If my email and the occasional piece of written mail are any indication, this column frustrates both those certain their is no such thing as a spiritual side to life, and those who are absolutely certain that there is but one way to comprehend and relate in practice to the divine intention, and they have it down pat. It's risky to say if I'm irritating both those camps, I'm doing this right, but it does seem to be a good sign.

 

Truth be told, sometimes I say good things about groups that I don't agree with, and I also feel like I need to poke hard at my own side in debates and discussions. I come out of the mainline/oldline Protestant tradition, which has not had a good century; my formative influences have been evangelical enough for me to speak the language, but my life in ministry has tracked with the rise, fall, and resurgence of a political religious right whose assumptions leave me disgruntled at best, disturbed at worst.

 

And for everyone who says to me — and yes, I hear this again and again — that they don't need to attend worship in a building or join a church to know God, I hope I've been consistent in this space in saying "you're right . . . but do you?" God is "out" there, but a worship service is for me and many a necessary tool to sharpen and refine my spiritual meanderings if left to my own internal devices. Churches are indeed full of hypocrites, of whom I am the foremost (sorry, Paul). But it's that jostling and rubbing of shoulders and opinions and certainties that helps me become more aware of how my personal faith can become a private obsession, drifting farther away from the true good, from God alone.

 

So there will, as long as this column runs, be a bias towards what is sometimes dismissively called "organized religion." Those of us who practice it always chuckle at that phrase, since we know just how organized we are. (Sigh.) And I am acutely aware that more and more, the words "religion" and even "church" provoke some strong reactions.
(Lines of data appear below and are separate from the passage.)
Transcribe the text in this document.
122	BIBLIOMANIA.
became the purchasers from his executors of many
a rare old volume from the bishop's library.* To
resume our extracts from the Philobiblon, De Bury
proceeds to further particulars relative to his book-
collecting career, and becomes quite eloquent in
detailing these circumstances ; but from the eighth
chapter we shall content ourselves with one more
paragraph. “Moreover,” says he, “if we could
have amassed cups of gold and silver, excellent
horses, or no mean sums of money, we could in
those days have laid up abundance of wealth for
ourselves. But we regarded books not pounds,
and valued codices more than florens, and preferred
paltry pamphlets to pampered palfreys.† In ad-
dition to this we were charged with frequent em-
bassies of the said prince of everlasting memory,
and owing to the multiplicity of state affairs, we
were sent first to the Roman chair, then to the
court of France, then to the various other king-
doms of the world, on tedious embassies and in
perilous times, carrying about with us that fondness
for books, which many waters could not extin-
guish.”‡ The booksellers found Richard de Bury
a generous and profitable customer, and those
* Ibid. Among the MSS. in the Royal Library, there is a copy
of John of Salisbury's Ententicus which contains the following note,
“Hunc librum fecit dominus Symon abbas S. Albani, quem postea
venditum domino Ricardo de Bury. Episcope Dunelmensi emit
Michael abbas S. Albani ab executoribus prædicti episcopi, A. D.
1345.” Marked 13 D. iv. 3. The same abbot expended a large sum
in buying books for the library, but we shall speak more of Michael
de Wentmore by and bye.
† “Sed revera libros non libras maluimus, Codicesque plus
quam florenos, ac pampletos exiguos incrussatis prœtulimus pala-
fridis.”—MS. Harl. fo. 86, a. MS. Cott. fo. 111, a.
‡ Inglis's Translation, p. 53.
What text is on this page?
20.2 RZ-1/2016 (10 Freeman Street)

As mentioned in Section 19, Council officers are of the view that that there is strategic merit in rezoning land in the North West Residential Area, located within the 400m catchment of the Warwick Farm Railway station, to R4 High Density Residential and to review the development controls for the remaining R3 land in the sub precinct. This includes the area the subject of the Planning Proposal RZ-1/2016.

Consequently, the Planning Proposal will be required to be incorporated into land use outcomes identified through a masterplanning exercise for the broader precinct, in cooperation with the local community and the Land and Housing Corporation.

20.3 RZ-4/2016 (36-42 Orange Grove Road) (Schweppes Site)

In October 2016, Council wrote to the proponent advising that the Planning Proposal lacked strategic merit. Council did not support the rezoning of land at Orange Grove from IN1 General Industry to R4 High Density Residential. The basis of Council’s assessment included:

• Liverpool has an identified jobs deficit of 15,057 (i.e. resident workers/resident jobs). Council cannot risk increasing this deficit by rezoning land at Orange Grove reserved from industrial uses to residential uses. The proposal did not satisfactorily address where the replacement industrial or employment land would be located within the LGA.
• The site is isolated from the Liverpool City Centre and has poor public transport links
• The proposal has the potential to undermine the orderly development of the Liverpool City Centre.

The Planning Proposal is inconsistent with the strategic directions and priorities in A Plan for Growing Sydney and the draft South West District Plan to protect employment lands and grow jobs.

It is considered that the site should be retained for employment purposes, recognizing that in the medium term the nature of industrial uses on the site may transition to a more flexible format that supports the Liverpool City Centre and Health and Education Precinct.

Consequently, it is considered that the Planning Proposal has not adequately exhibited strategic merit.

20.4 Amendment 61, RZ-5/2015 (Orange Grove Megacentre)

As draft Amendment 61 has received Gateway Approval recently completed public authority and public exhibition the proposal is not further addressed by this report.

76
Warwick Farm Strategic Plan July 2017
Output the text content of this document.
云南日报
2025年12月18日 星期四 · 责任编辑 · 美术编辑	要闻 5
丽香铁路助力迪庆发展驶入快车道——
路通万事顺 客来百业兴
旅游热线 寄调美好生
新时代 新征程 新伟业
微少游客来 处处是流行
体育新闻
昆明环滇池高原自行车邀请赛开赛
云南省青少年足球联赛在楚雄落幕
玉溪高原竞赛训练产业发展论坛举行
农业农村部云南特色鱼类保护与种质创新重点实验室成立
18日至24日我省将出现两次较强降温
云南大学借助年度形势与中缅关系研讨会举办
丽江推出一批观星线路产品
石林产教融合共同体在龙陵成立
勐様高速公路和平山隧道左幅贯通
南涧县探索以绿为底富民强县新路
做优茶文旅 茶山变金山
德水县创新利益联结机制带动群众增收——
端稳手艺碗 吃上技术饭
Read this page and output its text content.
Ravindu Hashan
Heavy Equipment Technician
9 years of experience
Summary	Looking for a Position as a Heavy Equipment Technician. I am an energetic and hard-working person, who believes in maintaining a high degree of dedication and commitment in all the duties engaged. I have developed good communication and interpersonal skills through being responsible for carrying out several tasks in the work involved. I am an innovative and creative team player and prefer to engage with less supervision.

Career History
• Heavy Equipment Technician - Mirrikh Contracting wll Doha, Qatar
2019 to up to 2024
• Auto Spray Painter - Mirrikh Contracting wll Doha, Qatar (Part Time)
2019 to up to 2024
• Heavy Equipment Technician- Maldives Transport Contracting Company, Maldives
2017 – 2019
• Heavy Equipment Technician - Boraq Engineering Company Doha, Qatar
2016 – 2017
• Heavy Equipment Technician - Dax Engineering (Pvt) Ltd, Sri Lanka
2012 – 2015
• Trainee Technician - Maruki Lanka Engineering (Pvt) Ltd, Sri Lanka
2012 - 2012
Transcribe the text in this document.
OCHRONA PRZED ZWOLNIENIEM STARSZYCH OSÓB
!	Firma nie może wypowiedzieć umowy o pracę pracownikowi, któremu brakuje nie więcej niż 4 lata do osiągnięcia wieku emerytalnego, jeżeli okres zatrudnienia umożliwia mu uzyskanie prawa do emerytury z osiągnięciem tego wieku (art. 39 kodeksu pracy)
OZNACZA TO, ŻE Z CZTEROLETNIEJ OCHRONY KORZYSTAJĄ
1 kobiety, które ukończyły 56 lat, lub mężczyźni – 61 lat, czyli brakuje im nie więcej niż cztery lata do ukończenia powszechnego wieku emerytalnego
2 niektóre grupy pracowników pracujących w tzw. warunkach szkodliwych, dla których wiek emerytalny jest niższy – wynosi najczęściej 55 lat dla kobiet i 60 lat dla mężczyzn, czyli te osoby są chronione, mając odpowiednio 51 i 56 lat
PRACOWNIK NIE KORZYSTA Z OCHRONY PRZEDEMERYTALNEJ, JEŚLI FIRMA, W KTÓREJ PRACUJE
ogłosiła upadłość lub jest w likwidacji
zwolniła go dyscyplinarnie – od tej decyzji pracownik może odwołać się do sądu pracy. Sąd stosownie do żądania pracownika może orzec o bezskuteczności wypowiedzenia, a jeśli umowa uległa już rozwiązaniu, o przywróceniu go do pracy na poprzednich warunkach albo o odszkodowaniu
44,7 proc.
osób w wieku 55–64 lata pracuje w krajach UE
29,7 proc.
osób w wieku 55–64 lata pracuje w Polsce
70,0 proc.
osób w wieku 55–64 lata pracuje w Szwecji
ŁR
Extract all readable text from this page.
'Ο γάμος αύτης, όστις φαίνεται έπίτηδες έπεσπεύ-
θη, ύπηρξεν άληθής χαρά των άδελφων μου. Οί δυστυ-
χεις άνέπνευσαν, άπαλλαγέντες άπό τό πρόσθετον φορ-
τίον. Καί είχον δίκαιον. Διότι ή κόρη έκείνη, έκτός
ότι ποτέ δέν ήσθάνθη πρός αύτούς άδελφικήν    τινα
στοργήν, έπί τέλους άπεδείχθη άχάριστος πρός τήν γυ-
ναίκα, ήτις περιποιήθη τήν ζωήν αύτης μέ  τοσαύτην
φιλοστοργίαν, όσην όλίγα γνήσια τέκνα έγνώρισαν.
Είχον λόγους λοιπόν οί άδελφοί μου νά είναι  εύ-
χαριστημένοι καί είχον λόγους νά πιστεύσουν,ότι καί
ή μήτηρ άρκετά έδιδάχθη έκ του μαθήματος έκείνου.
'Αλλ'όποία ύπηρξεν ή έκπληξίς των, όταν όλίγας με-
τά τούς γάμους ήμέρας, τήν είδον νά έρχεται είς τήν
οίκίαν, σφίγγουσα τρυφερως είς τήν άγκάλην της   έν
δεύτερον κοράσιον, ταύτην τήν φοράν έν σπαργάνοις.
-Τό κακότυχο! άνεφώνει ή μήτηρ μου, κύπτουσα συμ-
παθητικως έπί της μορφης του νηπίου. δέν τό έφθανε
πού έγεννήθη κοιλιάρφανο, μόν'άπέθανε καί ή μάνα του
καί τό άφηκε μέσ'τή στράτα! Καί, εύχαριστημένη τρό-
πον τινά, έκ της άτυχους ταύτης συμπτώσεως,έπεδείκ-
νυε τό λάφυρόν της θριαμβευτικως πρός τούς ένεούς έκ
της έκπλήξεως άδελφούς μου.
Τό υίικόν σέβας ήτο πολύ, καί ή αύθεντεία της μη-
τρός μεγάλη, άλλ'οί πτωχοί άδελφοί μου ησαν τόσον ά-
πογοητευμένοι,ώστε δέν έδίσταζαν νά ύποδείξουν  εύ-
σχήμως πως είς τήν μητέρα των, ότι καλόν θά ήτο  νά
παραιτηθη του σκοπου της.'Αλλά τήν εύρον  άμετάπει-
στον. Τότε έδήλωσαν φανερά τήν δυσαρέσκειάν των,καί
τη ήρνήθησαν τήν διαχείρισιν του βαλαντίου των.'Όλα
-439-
One of the areas I hope to explore in 2017, with those of you both inside and outside of those terms, is why this reaction continues to gather strength.

 

Because in my own experience, the church as an intentionally gathered body of believers has worked pretty hard in the last generation to be more accountable, less hierarchical, and truly faithful to the teachings of Jesus. But I hear from those who are at work in congregational life who claim a faithfulness to Buddha, or Muhammad, or simply to HaShem, Adonai . . . that there's an anti-institutional urge in today's culture that pushes against us all.

 

That's one of the reasons that, though my faith in Jesus Christ as Lord and Savior is firm, I am more than willing to be open in dialogue and discussion and the occasional debate with those whose experience is different than my own. I think we all might learn from such conversations in 2017!